Multidrug-resistant tuberculosis challenges scientists

Elizabeth Polsdofer

While the battle of the future of America’s healthcare is being waged in the political sphere, the battle for several million lives is being waged by doctors and scientists all over the world as a strain of multidrug-resistant tuberculosis has emerged. This new strain is completely resistant to antibiotics and therefore is untreatable.

Ed Yu, a researcher at the U.S. Department of Energy’s Ames Laboratory and professor at Iowa State, is working on discovering the reason tuberculosis is now drug resistant.

“Nine million people are infected each year and also 2 million people will die because of that each year as well. In terms of infectious disease this is second to HIV,” Yu said. “We are just working on basic research in our lab. We try to understand the mechanism that interferes with the effectiveness of the drug.”

Normally, when an antibiotic enters the body, the tuberculosis bacteria would absorb the antibiotic. Like a rat eating rat poison, the bacteria would “eat” the antibiotic and would, consequently, die. The problem with the new strain of tuberculosis is that it now knows better and is able to spit out the rat poison — the antibiotics — when it knows what it has eaten.

“Bacteria have these things called pumps that exist that span the membrane and these pumps allow certain molecules to come in and they also allow certain molecules to go out,” said Guru Rao, the professor and chair of the Roy J. Carver Department of Biochemistry, Biophysics and Molecular Biology. “Over the last 30-35 years these bacteria have become resistant to various drugs that have been treated by antibiotics. The reason they have become resistant is possibly because these pumps have mutated.”

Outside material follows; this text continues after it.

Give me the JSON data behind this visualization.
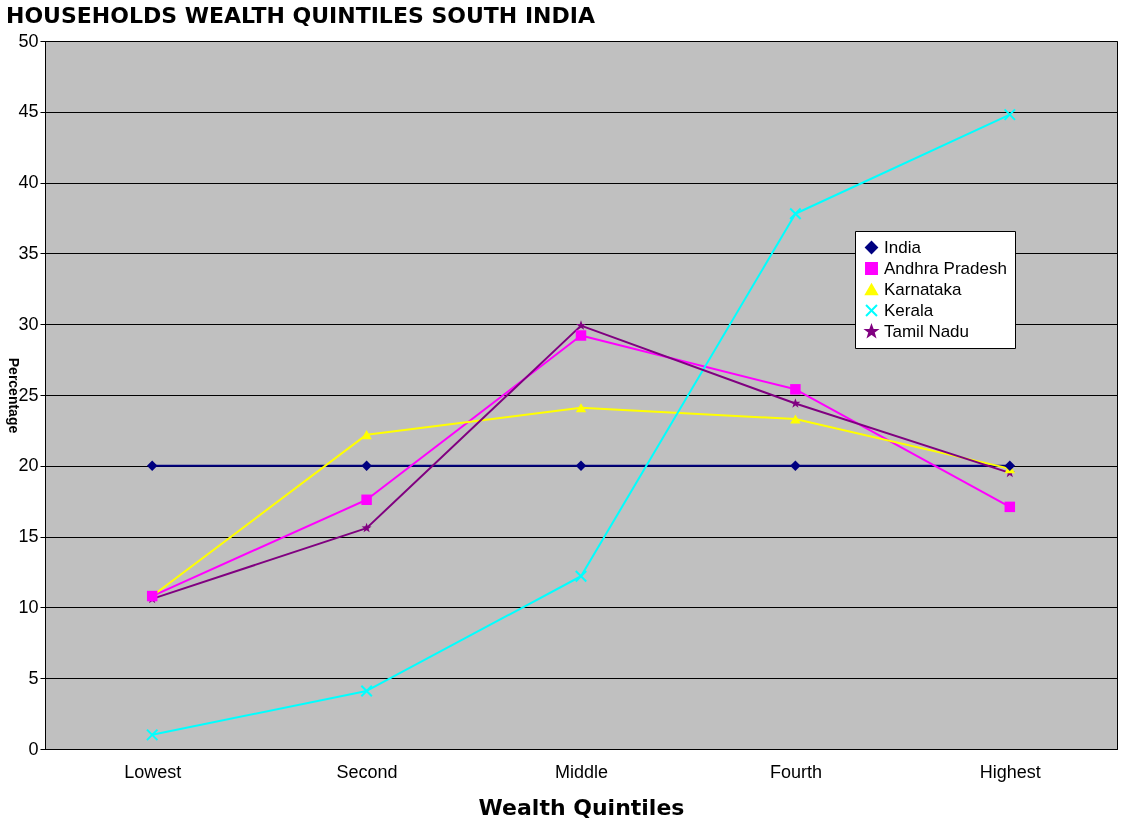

Rao and Yu said these mutations have occurred because of misuse of antibiotics. Whenever a patient receives antibiotics, their doctor tells them to continue taking the full course of antibiotics, even if the patient feels better after a day or two. The patient feels better because the antibiotics have killed off most of the bacteria, but the problem lies in the remaining bacteria. The surviving bacteria need to be killed off, if they are left alive, they will evolve and come back with a vengeance.

“We misuse antibiotics, that’s one thing. The way tuberculosis evolved into multi-drug resistance is during the treatment we didn’t treat the patient well enough,” Yu said. “Say they didn’t use enough dosage or during the treatment, it’s a long treatment that takes six months, for the first two months the patient feels better and then they don’t use the antibiotics anymore.”

“Drug resistance is a big thing,” Rao said. “I don’t know how long we’ll be able to give that pink medicine to our kids.”

How does one begin to combat a bacteria that is resistant to every antibiotic known to man? That’s where Yu comes in. The focus of Yu’s work is to help understand the pumps of the tuberculosis so scientists can create an antibiotic that the tuberculous bacteria cannot cough up.

“Shape matters in biology and bacteria have developed these sophisticated mechanisms for removing toxic materials from themselves,” Rao said. “Understanding how these molecules come together and looking at the 3-dimensional structure allows us now to design new molecules that will allow us to prevent the bacteria from becoming resistant.”

Rao said that the process to make antibiotics — the research Yu does — is groundbreaking.

“It’s a phenomenal piece of work. This is really important stuff. I think it’s a great credit to [Yu] and the institution that we have something like this happening here. [Yu] is remarkably understated about this whole thing,” Rao said. “This is phenomenal stuff; this gives me goosebumps.”